Very helpful. But I think there is a minor mistake in “samtools sort – l100_n1000_d300_31_1” in the part of “pipe the alignment to SAMtools”. There are errors when I executed this step.
Thanks for letting me know. It is probably due to a newer version of SAMtools, which changed the syntax.
good training example.
but, the command is not working; samtools mpileup -f ref.fa -g *.bam | bcftools call -m – > l100_n1000_d300_31_1.vcf
can you figour it out?
the new version of SAMtools changed the sort syntax; my post was based on an older version of SAMtools. I’ve updated the post and I could run every step using SAMtools version 1.6.
Here are some corrections for scripts on Ubuntu
# index ref.fa
bwa index ref.fa
# pipe the alignment to SAMtools
bwa mem ref.fa l100_n1000_d300_31_1.fq l100_n1000_d300_31_2.fq |
samtools view -bSu – |
samtools sort – l100_n1000_d300_31_1
# index the BAM file
samtools index *.bam
# obtain some simple statistics
samtools flagstat *.bam
###Calling SNPs/Indels using BCFtools
samtools mpileup -uD -f ref.fa -g *.bam | bcftools view -m – > l100_n1000_d300_31_1.raw.bcf
bcftools view l100_n1000_d300_31_1.raw.bcf > l100_n1000_d300_31_1.vcf
cat l100_n1000_d300_31_1.vcf |
grep -v “^#” |
sed -n ‘506,510p’
grep -v ^## l100_n1000_d300_31_1.vcf
grep -v ^## l100_n1000_d300_31_1.vcf | less -S
# check out the VCF entries with a genotype likelihood
cat l100_n1000_d300_31_1.vcf |
grep -v “^#” |
grep PL |
cut -f1-6 |
grep -v ^## l100_n1000_d300_31_1.vcf |
grep PL |
cut -f1-6 |
Thank you for your suggestions.
I have a question and hope you can help me. I used BWA aligned one whole genome sequencing sample. The reference I used is GRCh38. I downloaded all chromosomes and made the final GRCh38_r77.all.fa as the reference. The alignment with BWA and samtools was doing well and I have sorted and indexed the bam files. Now I need to index GRCh38_r77.all.fa
The command I used is:
samtools faidx GRCh38_r77.all.fa
It was not working with the error: Segmentation fault (core dumped).

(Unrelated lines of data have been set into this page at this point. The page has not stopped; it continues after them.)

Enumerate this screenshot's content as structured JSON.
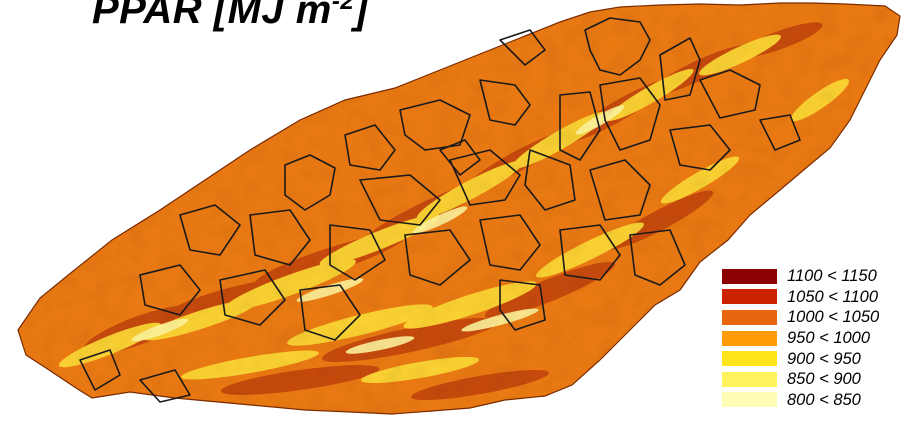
{
  "map": {
    "title": "PPAR [MJ m",
    "title_sup": "-2",
    "title_close": "]",
    "colors": {
      "base": "#ec7a12",
      "dark": "#c2410c",
      "light": "#fdd835",
      "pale": "#fff59d",
      "outline": "#1a1a1a"
    },
    "legend": [
      {
        "label": "1100 < 1150",
        "color": "#8b0000"
      },
      {
        "label": "1050 < 1100",
        "color": "#cc2200"
      },
      {
        "label": "1000 < 1050",
        "color": "#e8670e"
      },
      {
        "label": "950 < 1000",
        "color": "#ff9c07"
      },
      {
        "label": "900 < 950",
        "color": "#ffe61a"
      },
      {
        "label": "850 < 900",
        "color": "#fff25c"
      },
      {
        "label": "800 < 850",
        "color": "#fffcb3"
      }
    ]
  }
}
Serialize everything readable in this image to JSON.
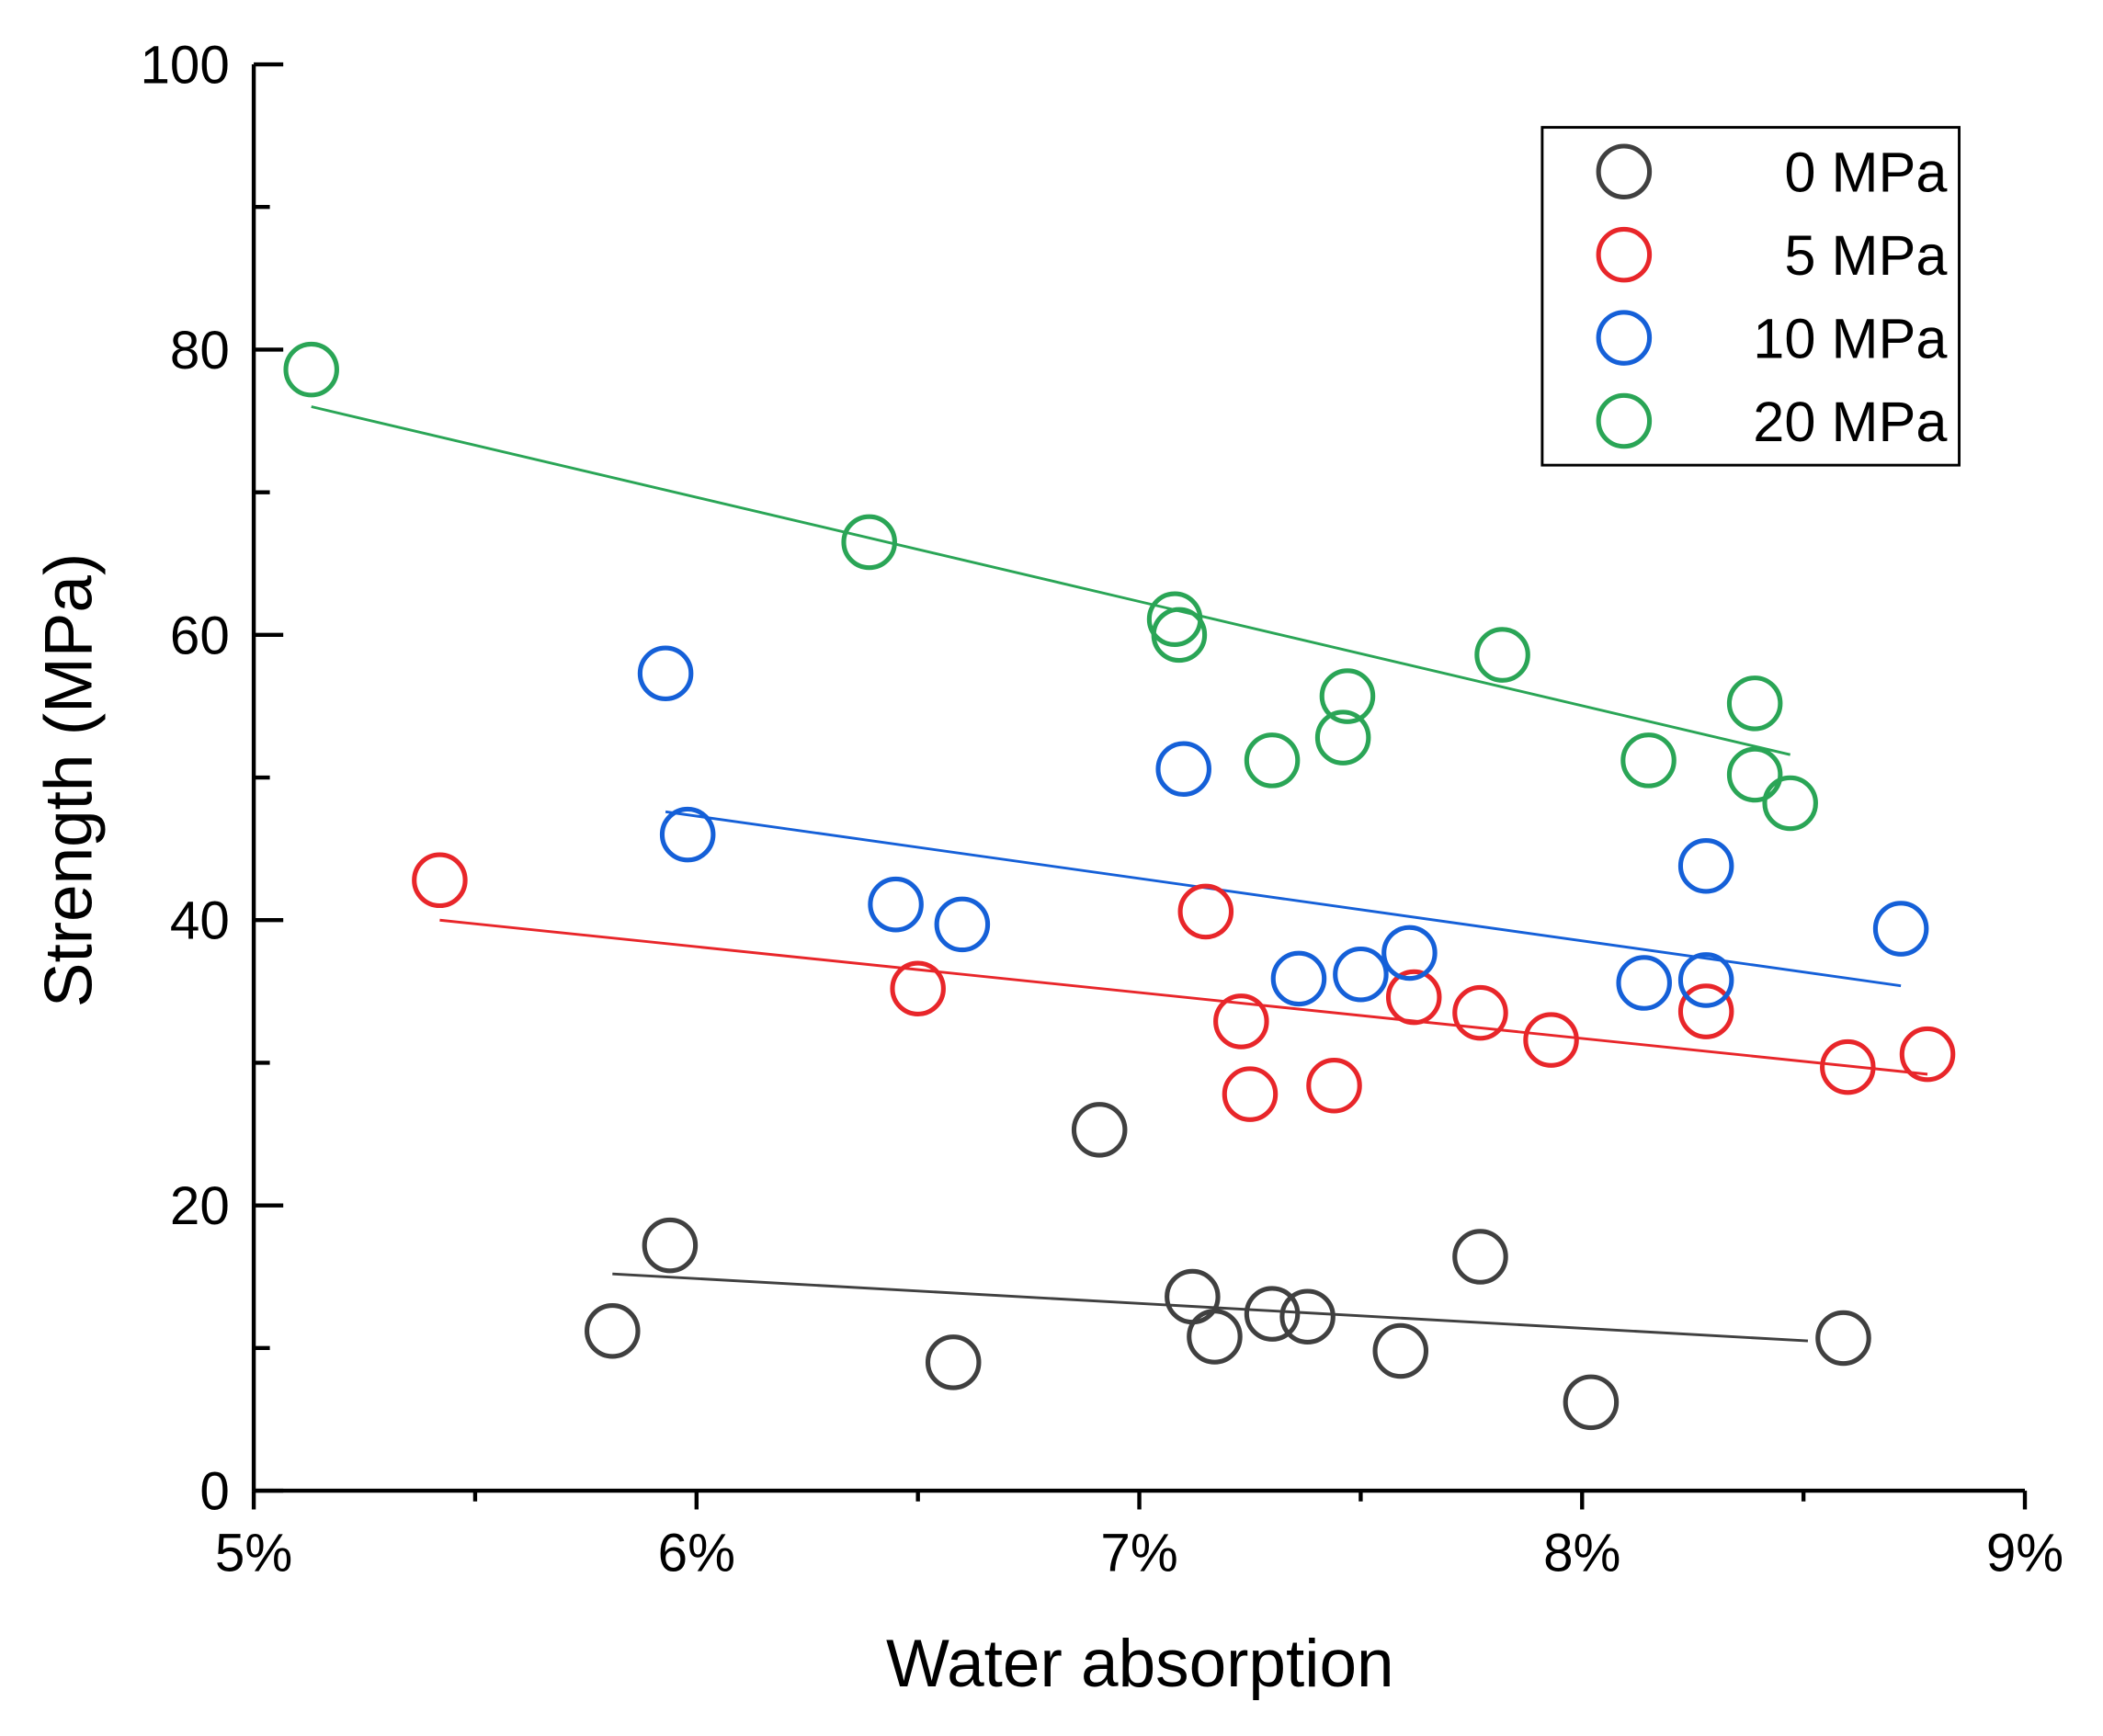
{
  "chart_data": {
    "type": "scatter",
    "title": "",
    "xlabel": "Water absorption",
    "ylabel": "Strength (MPa)",
    "xlim": [
      5,
      9
    ],
    "ylim": [
      0,
      100
    ],
    "x_ticks": [
      5,
      6,
      7,
      8,
      9
    ],
    "x_tick_labels": [
      "5%",
      "6%",
      "7%",
      "8%",
      "9%"
    ],
    "y_ticks": [
      0,
      20,
      40,
      60,
      80,
      100
    ],
    "y_tick_labels": [
      "0",
      "20",
      "40",
      "60",
      "80",
      "100"
    ],
    "grid": false,
    "legend_position": "top-right",
    "series": [
      {
        "name": "0 MPa",
        "color": "#404040",
        "x": [
          5.81,
          5.94,
          6.58,
          6.91,
          7.12,
          7.17,
          7.3,
          7.38,
          7.59,
          7.77,
          8.02,
          8.59
        ],
        "y": [
          11.2,
          17.2,
          9.0,
          25.3,
          13.6,
          10.8,
          12.4,
          12.2,
          9.8,
          16.4,
          6.2,
          10.7
        ],
        "fit": {
          "x": [
            5.81,
            8.51
          ],
          "y": [
            15.2,
            10.5
          ]
        }
      },
      {
        "name": "5 MPa",
        "color": "#e8262a",
        "x": [
          5.42,
          6.5,
          7.15,
          7.23,
          7.25,
          7.44,
          7.62,
          7.77,
          7.93,
          8.28,
          8.6,
          8.78
        ],
        "y": [
          42.8,
          35.2,
          40.6,
          32.9,
          27.8,
          28.4,
          34.6,
          33.5,
          31.6,
          33.6,
          29.7,
          30.6
        ],
        "fit": {
          "x": [
            5.42,
            8.78
          ],
          "y": [
            40.0,
            29.2
          ]
        }
      },
      {
        "name": "10 MPa",
        "color": "#1560d8",
        "x": [
          5.93,
          5.98,
          6.45,
          6.6,
          7.1,
          7.36,
          7.5,
          7.61,
          8.14,
          8.28,
          8.28,
          8.72
        ],
        "y": [
          57.3,
          46.0,
          41.1,
          39.7,
          50.6,
          35.9,
          36.2,
          37.7,
          35.6,
          43.8,
          35.8,
          39.4
        ],
        "fit": {
          "x": [
            5.93,
            8.72
          ],
          "y": [
            47.6,
            35.4
          ]
        }
      },
      {
        "name": "20 MPa",
        "color": "#2aa556",
        "x": [
          5.13,
          6.39,
          7.08,
          7.09,
          7.3,
          7.47,
          7.46,
          7.82,
          8.15,
          8.39,
          8.39,
          8.47
        ],
        "y": [
          78.6,
          66.5,
          61.1,
          60.0,
          51.2,
          55.7,
          52.8,
          58.6,
          51.2,
          55.2,
          50.2,
          48.2
        ],
        "fit": {
          "x": [
            5.13,
            8.47
          ],
          "y": [
            76.0,
            51.6
          ]
        }
      }
    ]
  }
}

Can you please give me some advice?
Thank you so much in advance.
it’s quite hard to troubleshoot your problem without more information. There is a Curtin University Hacky Hour every week on Wednesdays 3-4pm (http://computation.curtin.edu.au/events/hacky-hour/) and I’m sure the people there can help you out. Or if you’re around at UWA, you can join the UWA Hacky Hour on Fridays 10-11am; sometimes I’m there but Philipp is usually there.
What does mpileup stand for? memory pileup? mapped pile up? Trying to figure out the etymology of the word.
Perhaps multiple pileup.
thanks for sharing, it’s helpful and clear.
to obtain coverage of each bases, I had used to command: one is samtools mpileup sorted.bam and other is samtools depth sorted.bam, but I got totally different value from these two command. I don’t know why they are different and feel confused about it.
Are you familiar with these two command?
samtools depth and samtools mpileup generate different outputs but the coverage calculations are the same. I created a simple example at https://github.com/davetang/learning_bam_file#coverage
Thank you for the super useful blogs. I have a question regarding downstream analysis after seeing the pipe commands you wrote. I would like to compress vcf files and index them. The command I wrote was ‘bcftools view filename.vcf -Oz -o filename.vcf.gz | bcftools index’ but the second command didn’t run. Sorry if the question is not very relevant to the blog. I’m very new to bioinformatics and would be grateful if you can advise. Thank you!
thanks for the question and it’s very relevant to my blog! Your bcftools view command is saving the output to filename.vcf.gz so there is nothing being piped to the index command. You can either run them as two separate commands or if you really want to run them as one command, you can do something like this:
I did get get a warning (index: the input is probably truncated, use -f to index anyway: -), which is why I also used the -f parameter in the indexing step. So it is probably better if you just ran the two commands separately, since I’m always wary of warnings.
Lastly, I didn’t even know there’s a bcftools index command; I have been using tabix. I don’t know what the difference is but they seem to generate different binary files. To index using tabix:
Hope that helps,
Thank you for the prompt reply. Much appreciated. It clarifies. Will try tabix too!